How 28% Affects Physical Performance
From a functional standpoint, higher body fat lowers your work-to-weight ratio. A heavier body consumes more energy per minute of activity, which reduces efficiency during exercise, especially cardio. Extra weight also places additional load on joints during activities like running or hiking, increasing the risk of joint stress over time. This doesn’t mean 28% makes you unfit. Plenty of people at that body fat percentage are active and capable. But if you’re trying to improve endurance, speed, or agility, reducing body fat toward the “good” range for your sex will generally help.
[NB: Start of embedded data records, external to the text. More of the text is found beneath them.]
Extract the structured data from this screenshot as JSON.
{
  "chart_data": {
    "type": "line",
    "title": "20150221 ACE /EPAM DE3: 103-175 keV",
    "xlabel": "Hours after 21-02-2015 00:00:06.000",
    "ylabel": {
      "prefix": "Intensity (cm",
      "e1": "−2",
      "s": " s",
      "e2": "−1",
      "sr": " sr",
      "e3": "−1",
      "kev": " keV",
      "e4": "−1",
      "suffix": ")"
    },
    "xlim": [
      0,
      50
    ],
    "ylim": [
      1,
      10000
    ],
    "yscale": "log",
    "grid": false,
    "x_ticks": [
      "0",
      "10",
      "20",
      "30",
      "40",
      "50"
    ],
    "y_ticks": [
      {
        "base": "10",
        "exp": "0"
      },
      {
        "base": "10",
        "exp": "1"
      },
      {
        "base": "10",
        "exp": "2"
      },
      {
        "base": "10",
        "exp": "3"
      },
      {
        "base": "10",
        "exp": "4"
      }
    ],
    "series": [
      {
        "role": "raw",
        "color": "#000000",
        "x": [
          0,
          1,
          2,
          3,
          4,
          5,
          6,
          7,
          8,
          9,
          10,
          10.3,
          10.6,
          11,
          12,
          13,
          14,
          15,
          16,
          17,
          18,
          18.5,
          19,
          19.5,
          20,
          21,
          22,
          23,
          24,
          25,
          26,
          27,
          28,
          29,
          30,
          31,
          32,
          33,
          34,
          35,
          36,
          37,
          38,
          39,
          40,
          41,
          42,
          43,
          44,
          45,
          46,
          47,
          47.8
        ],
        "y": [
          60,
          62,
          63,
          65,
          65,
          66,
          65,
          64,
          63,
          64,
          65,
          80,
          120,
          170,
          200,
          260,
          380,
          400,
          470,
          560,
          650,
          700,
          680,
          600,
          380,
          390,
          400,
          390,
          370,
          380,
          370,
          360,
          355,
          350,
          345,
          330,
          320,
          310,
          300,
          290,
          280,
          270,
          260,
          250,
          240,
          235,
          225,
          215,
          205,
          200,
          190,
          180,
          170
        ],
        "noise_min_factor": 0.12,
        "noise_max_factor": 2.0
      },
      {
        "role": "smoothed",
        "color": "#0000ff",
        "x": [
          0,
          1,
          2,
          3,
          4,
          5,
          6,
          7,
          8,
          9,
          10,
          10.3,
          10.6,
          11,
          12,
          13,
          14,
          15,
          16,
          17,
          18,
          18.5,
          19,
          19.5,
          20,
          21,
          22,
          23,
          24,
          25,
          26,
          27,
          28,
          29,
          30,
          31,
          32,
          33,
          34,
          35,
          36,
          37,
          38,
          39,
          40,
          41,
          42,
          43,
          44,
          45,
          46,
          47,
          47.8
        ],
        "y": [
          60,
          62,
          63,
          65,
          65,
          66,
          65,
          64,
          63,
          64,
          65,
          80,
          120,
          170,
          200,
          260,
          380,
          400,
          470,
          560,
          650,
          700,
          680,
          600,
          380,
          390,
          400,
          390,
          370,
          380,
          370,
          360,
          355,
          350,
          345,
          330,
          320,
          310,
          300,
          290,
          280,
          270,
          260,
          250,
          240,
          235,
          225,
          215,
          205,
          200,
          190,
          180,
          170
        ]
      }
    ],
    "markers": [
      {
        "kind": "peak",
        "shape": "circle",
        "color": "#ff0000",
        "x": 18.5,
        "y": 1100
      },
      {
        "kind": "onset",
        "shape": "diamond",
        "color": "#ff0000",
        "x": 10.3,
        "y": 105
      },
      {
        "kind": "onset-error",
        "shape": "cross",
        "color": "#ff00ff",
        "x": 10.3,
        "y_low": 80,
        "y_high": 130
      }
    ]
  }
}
Going too far in the other direction carries its own risks. Very low body fat impairs immune function, making you more susceptible to illness. In women, dropping body fat too low causes estrogen levels to fall, which can lead to bone loss and increase fracture risk later in life.
What You Can Actually Do With This Number
If you’re a woman at 28%, you’re in a healthy range. You could aim to move toward the “good” category (16–23%) for athletic or aesthetic goals, but there’s no urgent health reason to do so based on that number alone.
If you’re a man at 28%, bringing that number down is worth pursuing. The most effective approach combines resistance training, which builds or preserves muscle mass, with a moderate calorie deficit. Resistance training matters here because losing weight through diet alone tends to shed muscle along with fat, which can leave your body fat percentage stubbornly unchanged even as the scale drops. Prioritizing protein intake helps preserve lean tissue during fat loss.
Regardless of your sex, pay attention to waist circumference alongside body fat percentage. A normal body fat reading paired with a large waist measurement can still signal elevated visceral fat and metabolic risk. And if your reading came from a consumer-grade device, consider getting retested with the same method in a few months to see which direction you’re trending rather than treating 28% as a fixed verdict.